Reference porewaters used for safety assessment are commonly defined at standard temperature and pressure conditions (i.e. 25 °C, 1 bar). Thus, porewater chemistry data obtained from laboratory experiments at room temperature closely reflect such conditions. In-situ temperatures and hydrostatic pressures of the Opalinus Clay porewater, however, are higher, and may reach up to 50 °C and 90 bar, depending on the location and depth of the repository.
Thermodynamic equilibria are rather insensitive to temperature in the range of interest (in-situ temperature 30 – 50 °C) as indicated by both experimental and modelling studies from the French programme (Beaucaire et al. 2012, Gailhanou et al. 2017) and modelling of the Opalinus Clay porewaters (Wersin et al. 2020, Mäder & Wersin 2023).
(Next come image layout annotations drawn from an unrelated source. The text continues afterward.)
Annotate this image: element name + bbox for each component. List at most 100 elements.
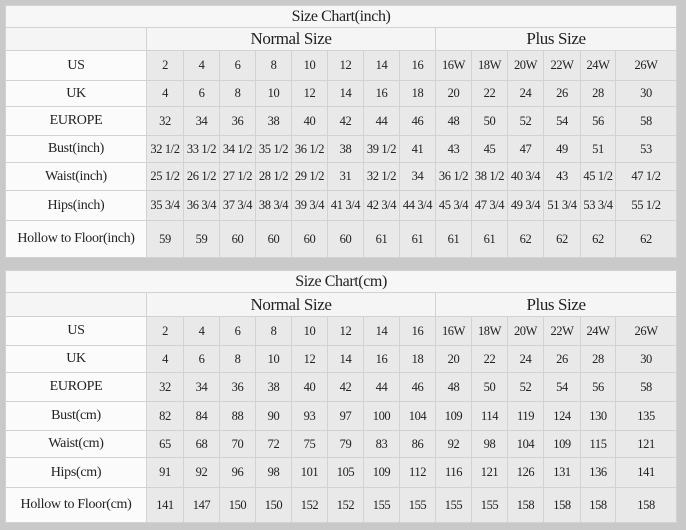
size-value-cell: 84 (183, 401, 220, 431)
header-blank-cell (5, 292, 147, 317)
size-value-cell: 16W (435, 50, 472, 81)
size-value-cell: 4 (183, 50, 220, 81)
size-value-cell: 18 (399, 345, 436, 373)
size-value-cell: 86 (399, 430, 436, 458)
size-value-cell: 6 (183, 80, 220, 107)
row-label: Bust(inch) (5, 135, 147, 163)
size-value-cell: 34 (183, 106, 220, 136)
size-value-cell: 61 (399, 220, 436, 258)
size-value-cell: 112 (399, 457, 436, 488)
size-value-cell: 39 1/2 (363, 135, 400, 163)
size-value-cell: 39 3/4 (291, 190, 328, 221)
size-value-cell: 10 (291, 50, 328, 81)
table-row: Hollow to Floor(cm) 141 147 150 150 152 152 155… (5, 487, 678, 523)
size-value-cell: 40 3/4 (507, 162, 544, 191)
size-value-cell: 8 (255, 50, 292, 81)
size-value-cell: 93 (291, 401, 328, 431)
size-value-cell: 104 (399, 401, 436, 431)
table-row: Bust(inch) 32 1/2 33 1/2 34 1/2 35 1/2 36 1/2… (5, 135, 678, 163)
size-value-cell: 136 (580, 457, 616, 488)
size-value-cell: 18W (471, 316, 508, 346)
plus-size-header: Plus Size (434, 27, 678, 51)
size-value-cell: 30 (614, 80, 678, 107)
size-value-cell: 49 3/4 (507, 190, 544, 221)
size-value-cell: 155 (399, 487, 436, 523)
table-row: Hips(inch) 35 3/4 36 3/4 37 3/4 38 3/4 39 3/4… (5, 190, 678, 221)
size-value-cell: 2 (146, 50, 184, 81)
size-value-cell: 22W (543, 50, 581, 81)
size-value-cell: 141 (146, 487, 184, 523)
row-label: Hollow to Floor(inch) (5, 220, 147, 258)
header-blank-cell (5, 27, 147, 51)
table-row: EUROPE 32 34 36 38 40 42 44 46 48 50 52 54 56 58 (5, 372, 678, 402)
size-value-cell: 158 (614, 487, 678, 523)
title-row: Size Chart(cm) (4, 270, 678, 293)
size-value-cell: 121 (471, 457, 508, 488)
row-label: Hips(cm) (5, 457, 147, 488)
size-value-cell: 135 (614, 401, 678, 431)
size-value-cell: 56 (580, 372, 616, 402)
size-value-cell: 60 (255, 220, 292, 258)
size-value-cell: 62 (543, 220, 581, 258)
size-value-cell: 96 (219, 457, 256, 488)
group-header-row: Normal Size Plus Size (5, 292, 678, 317)
size-value-cell: 62 (614, 220, 678, 258)
size-value-cell: 16 (399, 316, 436, 346)
size-value-cell: 79 (327, 430, 364, 458)
size-value-cell: 44 3/4 (399, 190, 436, 221)
row-label: Waist(cm) (5, 430, 147, 458)
size-value-cell: 75 (291, 430, 328, 458)
size-value-cell: 28 (580, 345, 616, 373)
size-value-cell: 26 1/2 (183, 162, 220, 191)
size-value-cell: 24 (507, 345, 544, 373)
size-value-cell: 38 (327, 135, 364, 163)
size-value-cell: 16 (363, 345, 400, 373)
size-value-cell: 61 (363, 220, 400, 258)
size-value-cell: 155 (363, 487, 400, 523)
size-value-cell: 45 1/2 (580, 162, 616, 191)
size-value-cell: 54 (543, 372, 581, 402)
size-value-cell: 28 1/2 (255, 162, 292, 191)
size-value-cell: 50 (471, 106, 508, 136)
size-value-cell: 38 3/4 (255, 190, 292, 221)
table-row: US 2 4 6 8 10 12 14 16 16W 18W 20W 22W 24W 26W (5, 316, 678, 346)
size-value-cell: 61 (435, 220, 472, 258)
size-value-cell: 29 1/2 (291, 162, 328, 191)
chart-title: Size Chart(inch) (4, 5, 678, 28)
size-value-cell: 59 (183, 220, 220, 258)
size-value-cell: 12 (327, 316, 364, 346)
size-value-cell: 60 (219, 220, 256, 258)
row-label: EUROPE (5, 372, 147, 402)
size-value-cell: 72 (255, 430, 292, 458)
size-value-cell: 46 (399, 372, 436, 402)
size-value-cell: 147 (183, 487, 220, 523)
size-value-cell: 53 3/4 (580, 190, 616, 221)
size-value-cell: 62 (507, 220, 544, 258)
size-value-cell: 22W (543, 316, 581, 346)
group-header-row: Normal Size Plus Size (5, 27, 678, 51)
size-value-cell: 35 3/4 (146, 190, 184, 221)
size-value-cell: 60 (327, 220, 364, 258)
size-value-cell: 24 (507, 80, 544, 107)
size-value-cell: 38 (255, 106, 292, 136)
size-value-cell: 8 (219, 80, 256, 107)
size-value-cell: 24W (580, 50, 616, 81)
size-value-cell: 36 1/2 (435, 162, 472, 191)
size-value-cell: 24W (580, 316, 616, 346)
size-value-cell: 68 (183, 430, 220, 458)
size-value-cell: 6 (183, 345, 220, 373)
size-value-cell: 98 (255, 457, 292, 488)
size-value-cell: 38 (255, 372, 292, 402)
size-value-cell: 54 (543, 106, 581, 136)
size-value-cell: 42 (327, 372, 364, 402)
size-value-cell: 152 (327, 487, 364, 523)
size-value-cell: 150 (219, 487, 256, 523)
table-row: Bust(cm) 82 84 88 90 93 97 100 104 109 114 119 124 13… (5, 401, 678, 431)
size-value-cell: 55 1/2 (614, 190, 678, 221)
size-value-cell: 36 3/4 (183, 190, 220, 221)
size-value-cell: 6 (219, 50, 256, 81)
size-value-cell: 4 (183, 316, 220, 346)
size-value-cell: 4 (146, 345, 184, 373)
size-value-cell: 155 (435, 487, 472, 523)
size-value-cell: 58 (614, 372, 678, 402)
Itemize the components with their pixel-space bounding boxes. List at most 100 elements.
An example of a modelling exercise is illustrated in Fig. 5‑20 in which the effect of temperature on the reference porewater composition (Mäder & Wersin 2023) is shown in the range of 25 – 80 °C. The main aqueous components Na, Ca, Mg, Cl and SO4 show very little change within this temperature range. The largest change is indicated for pH and pCO2, which is because of the change in CO2 solubility and the dissociation constant of H2O with temperature. Thus, pH is shifted to about 0.5 units lower values when passing from 25 to 50 °C.
The effect of pressure on the Opalinus Clay porewater composition has also been evaluated by thermodynamic modelling (Wersin et al. 2020). In these calculations, it was shown that an increase in pressure up to 90 bars results in only very minor changes in the composition in spite of the higher solubility ofCO2.
Fig. 5‑20:Modelled concentrations of main porewater components (upper panel) as well as log(pCO2) (bar) and pH (lower panel) as a function of temperature using an alternative porewater model including clay mineral phases (curves)
Squares allow comparison to the reference model (25 °C, fixed pCO2 = 10-2.2 bar; Mäder & Wersin 2023).
Model runs performed for three different sets of clay-mineral equilibria: kaolinite/chlorite, kaolinite/illite, chlorite/illite. Solid lines: The PSI Thermodynamic Database (Hummel & Thoenen 2023), dashed lines: ThermoChimie (Giffaut et al. 2014, Rodriguez et al. 2022). Both databases indicate very similar results in ion composition but some differences regarding simulated pH/pCO2. The latter point is related to different thermodynamic data of clay minerals used in the two databases.